Introduced in 2.4.0. Optional passthrough fields rendered directly into the host group's pod and container spec, letting chart users mount ConfigMaps / Secrets / persistent volumes and expose extra container ports without forking the chart.

  • runtime.hostGroups[].volumes — appended to the pod's spec.volumes. Standard Kubernetes volume shape.
  • runtime.hostGroups[].volumeMounts — appended to the host container's volumeMounts. Pair each entry with a matching volumes entry above.
  • runtime.hostGroups[].ports — appended to the host container's ports. Typically used to expose a metrics scrape port for Prometheus.
yaml
runtime:
  hostGroups:
    - name: default
      replicas: 3
      volumes:
        - name: app-config
          configMap:
            name: my-host-config
      volumeMounts:
        - name: app-config
          mountPath: /etc/wasmcloud/config
          readOnly: true
      ports:
        - name: metrics
          containerPort: 9090
          protocol: TCP

All three fields render unconditionally, so they survive a global.tls.enabled: false install. Do not re-list the HTTP port in ports — the chart already renders it from .http.port, and a duplicate containerPort fails Deployment validation. See Filesystems and Volumes for the broader volume story.

runtime.hostGroups[].http.port

Starting in 2.0.3, this value is honored by the host (it was previously hardcoded). This is the port the host's HTTP server listens on inside the pod, and the port the operator populates into each managed EndpointSlice.

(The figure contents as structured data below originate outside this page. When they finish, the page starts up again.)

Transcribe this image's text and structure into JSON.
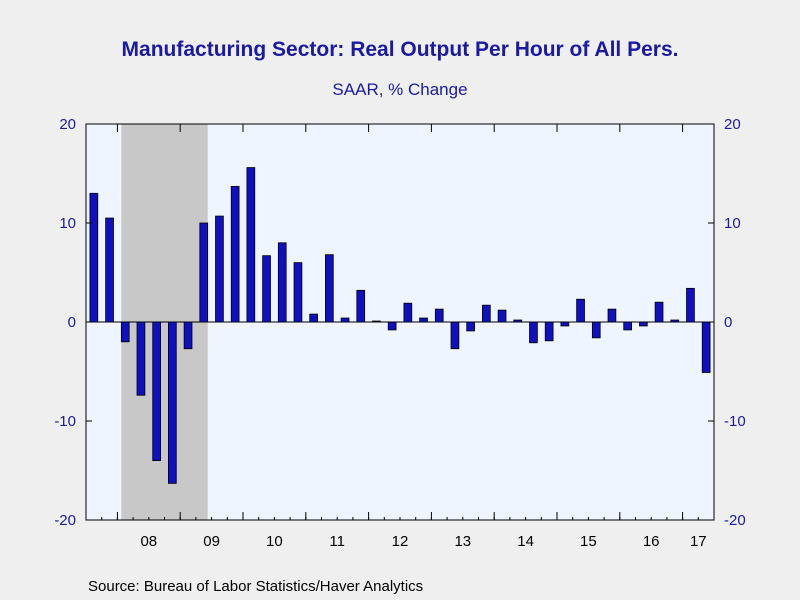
{
  "header": {
    "title": "Manufacturing Sector: Real Output Per Hour of All Pers.",
    "subtitle": "SAAR, % Change"
  },
  "footer": {
    "source": "Source:  Bureau of Labor Statistics/Haver Analytics"
  },
  "colors": {
    "background": "#efefef",
    "plot_background": "#eef5ff",
    "recession_shade": "#c8c8c8",
    "bar_fill": "#1010c0",
    "bar_stroke": "#000000",
    "text_blue": "#1a1aa6"
  },
  "chart_data": {
    "type": "bar",
    "y_ticks_left": [
      "20",
      "10",
      "0",
      "-10",
      "-20"
    ],
    "y_ticks_right": [
      "20",
      "10",
      "0",
      "-10",
      "-20"
    ],
    "y_tick_values": [
      20,
      10,
      0,
      -10,
      -20
    ],
    "x_tick_labels": [
      "08",
      "09",
      "10",
      "11",
      "12",
      "13",
      "14",
      "15",
      "16",
      "17"
    ],
    "ylim": [
      -20,
      20
    ],
    "grid": false,
    "recession": {
      "start_quarter": "2008Q1",
      "end_quarter": "2009Q2"
    },
    "categories": [
      "2007Q3",
      "2007Q4",
      "2008Q1",
      "2008Q2",
      "2008Q3",
      "2008Q4",
      "2009Q1",
      "2009Q2",
      "2009Q3",
      "2009Q4",
      "2010Q1",
      "2010Q2",
      "2010Q3",
      "2010Q4",
      "2011Q1",
      "2011Q2",
      "2011Q3",
      "2011Q4",
      "2012Q1",
      "2012Q2",
      "2012Q3",
      "2012Q4",
      "2013Q1",
      "2013Q2",
      "2013Q3",
      "2013Q4",
      "2014Q1",
      "2014Q2",
      "2014Q3",
      "2014Q4",
      "2015Q1",
      "2015Q2",
      "2015Q3",
      "2015Q4",
      "2016Q1",
      "2016Q2",
      "2016Q3",
      "2016Q4",
      "2017Q1",
      "2017Q2"
    ],
    "values": [
      13.0,
      10.5,
      -2.0,
      -7.4,
      -14.0,
      -16.3,
      -2.7,
      10.0,
      10.7,
      13.7,
      15.6,
      6.7,
      8.0,
      6.0,
      0.8,
      6.8,
      0.4,
      3.2,
      0.1,
      -0.8,
      1.9,
      0.4,
      1.3,
      -2.7,
      -0.9,
      1.7,
      1.2,
      0.2,
      -2.1,
      -1.9,
      -0.4,
      2.3,
      -1.6,
      1.3,
      -0.8,
      -0.4,
      2.0,
      0.2,
      3.4,
      -5.1
    ]
  }
}
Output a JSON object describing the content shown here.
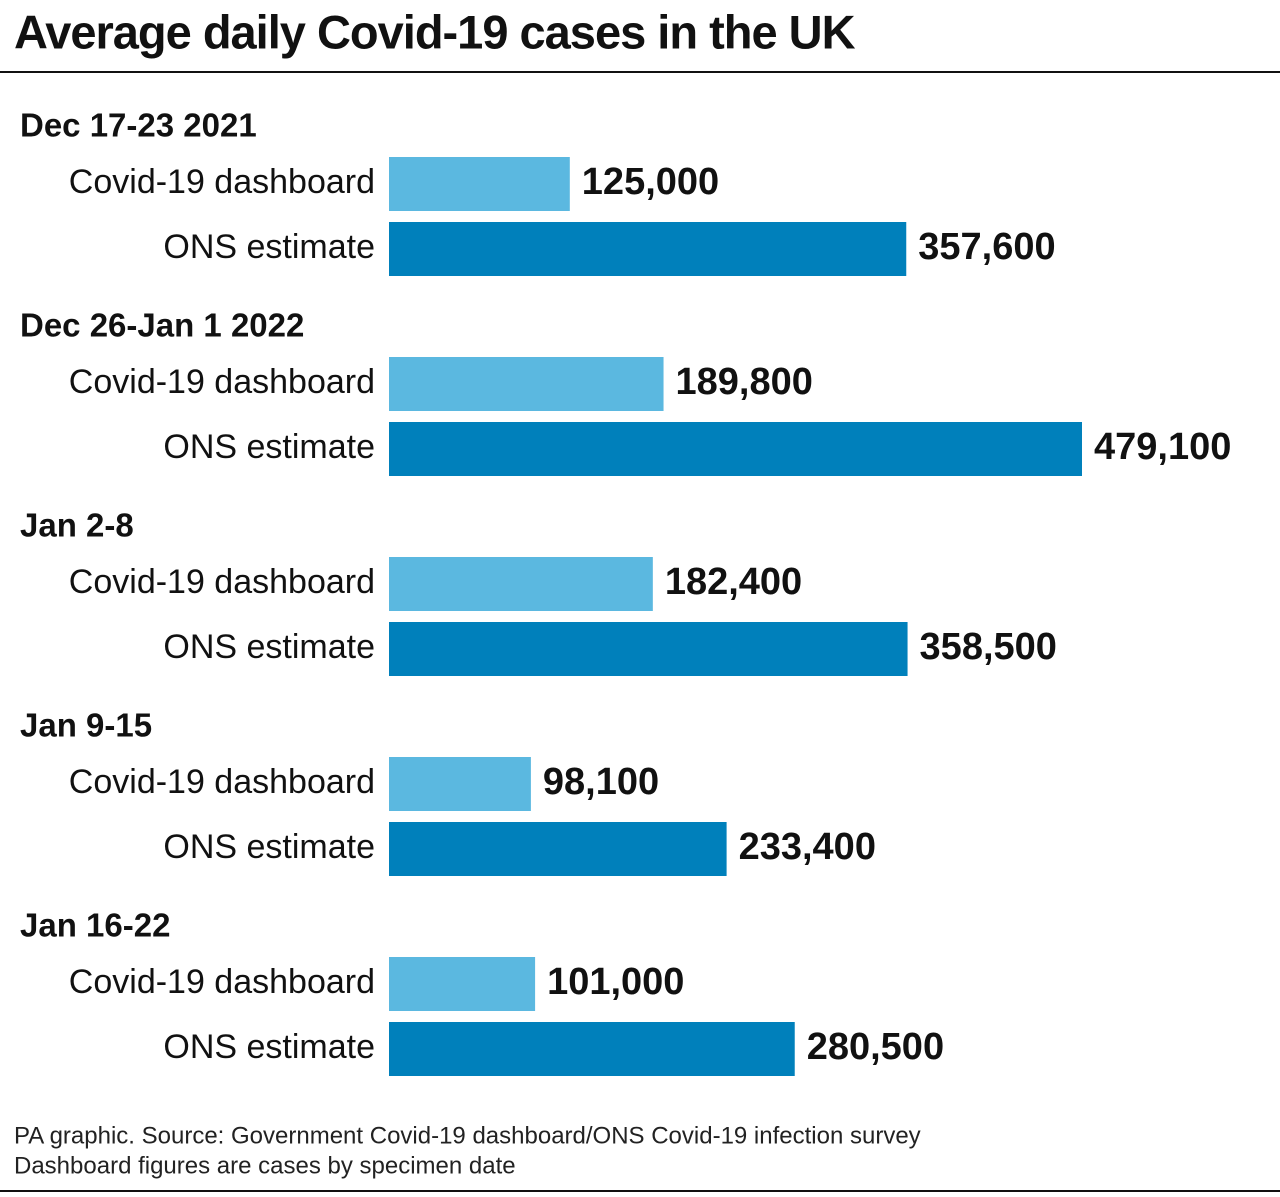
{
  "chart_data": {
    "type": "bar",
    "orientation": "horizontal",
    "title": "Average daily Covid-19 cases in the UK",
    "categories": [
      "Dec 17-23 2021",
      "Dec 26-Jan 1 2022",
      "Jan 2-8",
      "Jan 9-15",
      "Jan 16-22"
    ],
    "series": [
      {
        "name": "Covid-19 dashboard",
        "color": "#5bb8e0",
        "values": [
          125000,
          189800,
          182400,
          98100,
          101000
        ],
        "value_labels": [
          "125,000",
          "189,800",
          "182,400",
          "98,100",
          "101,000"
        ]
      },
      {
        "name": "ONS estimate",
        "color": "#0080bb",
        "values": [
          357600,
          479100,
          358500,
          233400,
          280500
        ],
        "value_labels": [
          "357,600",
          "479,100",
          "358,500",
          "233,400",
          "280,500"
        ]
      }
    ],
    "footnotes": [
      "PA graphic. Source: Government Covid-19 dashboard/ONS Covid-19 infection survey",
      "Dashboard figures are cases by specimen date"
    ]
  }
}
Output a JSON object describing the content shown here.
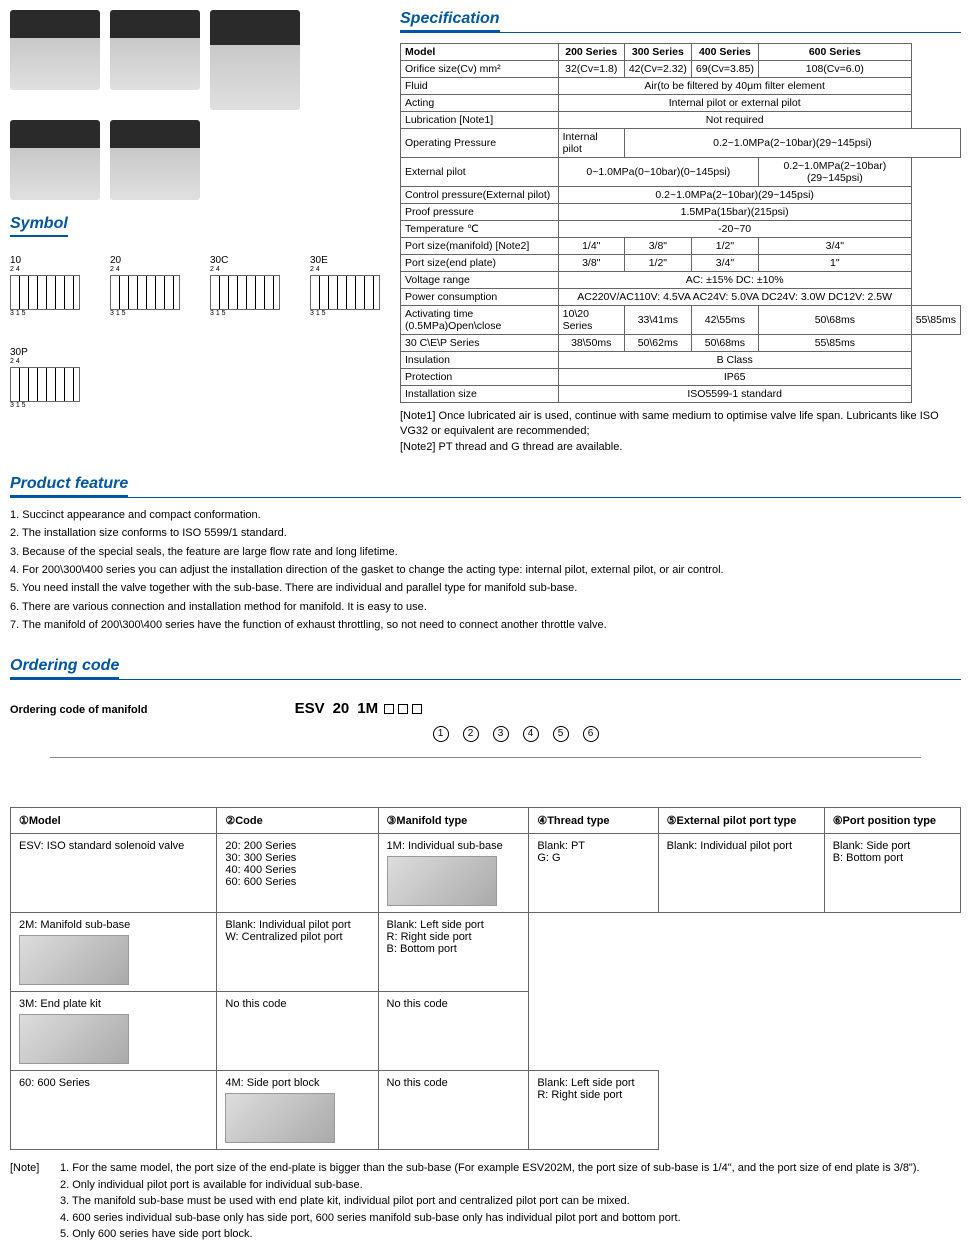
{
  "spec_title": "Specification",
  "symbol_title": "Symbol",
  "feature_title": "Product feature",
  "ordering_title": "Ordering code",
  "ordering_sub": "Ordering code of manifold",
  "symbols": [
    "10",
    "20",
    "30C",
    "30E",
    "30P"
  ],
  "spec": {
    "headers": [
      "Model",
      "200 Series",
      "300 Series",
      "400 Series",
      "600 Series"
    ],
    "rows": [
      {
        "label": "Orifice size(Cv)  mm²",
        "c": [
          "32(Cv=1.8)",
          "42(Cv=2.32)",
          "69(Cv=3.85)",
          "108(Cv=6.0)"
        ]
      },
      {
        "label": "Fluid",
        "span": "Air(to be filtered by 40μm filter element"
      },
      {
        "label": "Acting",
        "span": "Internal pilot or external pilot"
      },
      {
        "label": "Lubrication [Note1]",
        "span": "Not required"
      },
      {
        "label": "Operating Pressure",
        "sub1": "Internal pilot",
        "sub1v": "0.2~1.0MPa(2~10bar)(29~145psi)",
        "sub2": "External pilot",
        "sub2c": [
          "0~1.0MPa(0~10bar)(0~145psi)",
          "0.2~1.0MPa(2~10bar)(29~145psi)"
        ],
        "sub2colspan": [
          3,
          1
        ]
      },
      {
        "label": "Control pressure(External pilot)",
        "span": "0.2~1.0MPa(2~10bar)(29~145psi)"
      },
      {
        "label": "Proof pressure",
        "span": "1.5MPa(15bar)(215psi)"
      },
      {
        "label": "Temperature ℃",
        "span": "-20~70"
      },
      {
        "label": "Port size(manifold)  [Note2]",
        "c": [
          "1/4\"",
          "3/8\"",
          "1/2\"",
          "3/4\""
        ]
      },
      {
        "label": "Port size(end plate)",
        "c": [
          "3/8\"",
          "1/2\"",
          "3/4\"",
          "1\""
        ]
      },
      {
        "label": "Voltage range",
        "span": "AC: ±15%    DC: ±10%"
      },
      {
        "label": "Power consumption",
        "span": "AC220V/AC110V: 4.5VA   AC24V: 5.0VA   DC24V: 3.0W  DC12V: 2.5W"
      },
      {
        "label": "Activating time (0.5MPa)Open\\close",
        "sub1": "10\\20  Series",
        "sub1c": [
          "33\\41ms",
          "42\\55ms",
          "50\\68ms",
          "55\\85ms"
        ],
        "sub2": "30 C\\E\\P Series",
        "sub2c4": [
          "38\\50ms",
          "50\\62ms",
          "50\\68ms",
          "55\\85ms"
        ]
      },
      {
        "label": "Insulation",
        "span": "B Class"
      },
      {
        "label": "Protection",
        "span": "IP65"
      },
      {
        "label": "Installation size",
        "span": "ISO5599-1 standard"
      }
    ]
  },
  "spec_notes": [
    "[Note1]  Once lubricated air is used, continue with same medium to optimise valve life span. Lubricants like ISO VG32 or equivalent are recommended;",
    "[Note2]  PT thread and G thread are available."
  ],
  "features": [
    "1. Succinct appearance and compact conformation.",
    "2. The installation size conforms to ISO 5599/1 standard.",
    "3. Because of the special seals,  the feature are large flow rate and long lifetime.",
    "4. For 200\\300\\400 series you can adjust the installation direction of the gasket to change the acting type: internal pilot, external pilot, or air control.",
    "5. You need install the valve together with the sub-base. There are individual and parallel type for manifold sub-base.",
    "6. There are various connection and installation method for manifold. It is  easy to use.",
    "7. The manifold of 200\\300\\400 series have the function of exhaust throttling, so not need to connect another throttle valve."
  ],
  "order_code": {
    "prefix": "ESV",
    "parts": [
      "20",
      "1M"
    ],
    "blanks": 3
  },
  "order_headers": [
    "①Model",
    "②Code",
    "③Manifold type",
    "④Thread type",
    "⑤External pilot port type",
    "⑥Port position type"
  ],
  "order_rows": [
    {
      "model": "ESV: ISO standard solenoid valve",
      "code": "20: 200 Series\n30: 300 Series\n40: 400 Series\n60: 600 Series",
      "manifold": "1M: Individual sub-base",
      "thread": "Blank: PT\nG: G",
      "pilot": "Blank: Individual pilot port",
      "port": "Blank: Side port\nB: Bottom port"
    },
    {
      "manifold": "2M: Manifold sub-base",
      "pilot": "Blank: Individual pilot port\nW: Centralized pilot port",
      "port": "Blank: Left side port\nR: Right side port\nB: Bottom port"
    },
    {
      "manifold": "3M: End plate kit",
      "pilot": "No this code",
      "port": "No this code"
    },
    {
      "code": "60: 600 Series",
      "manifold": "4M: Side port block",
      "pilot": "No this code",
      "port": "Blank: Left side port\nR: Right side port"
    }
  ],
  "order_notes_label": "[Note]",
  "order_notes": [
    "1. For the same model, the port size of the end-plate is bigger than the sub-base (For example ESV202M, the port size of sub-base is 1/4\", and the port size of end plate is 3/8\").",
    "2. Only individual pilot port is available for individual sub-base.",
    "3. The manifold sub-base must be used with end plate kit, individual pilot port and centralized pilot port can be mixed.",
    "4. 600 series individual sub-base only has side port, 600 series manifold sub-base only has individual pilot port and bottom port.",
    "5. Only 600 series have side port block."
  ]
}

The upstream chart default is 9191; the values.local.yaml overlay overrides it to 80 for local development.

runtime.hostGroups[].webgpu.enabled

Enables the WebGPU plugin on hosts in the group. Requires a host image built with the wasi-webgpu feature.

runtime.image.tag

Starting in 2.0.3, this value defaults to the chart's appVersion (previously defaulted to a hardcoded tag). Leave unset to track the chart release.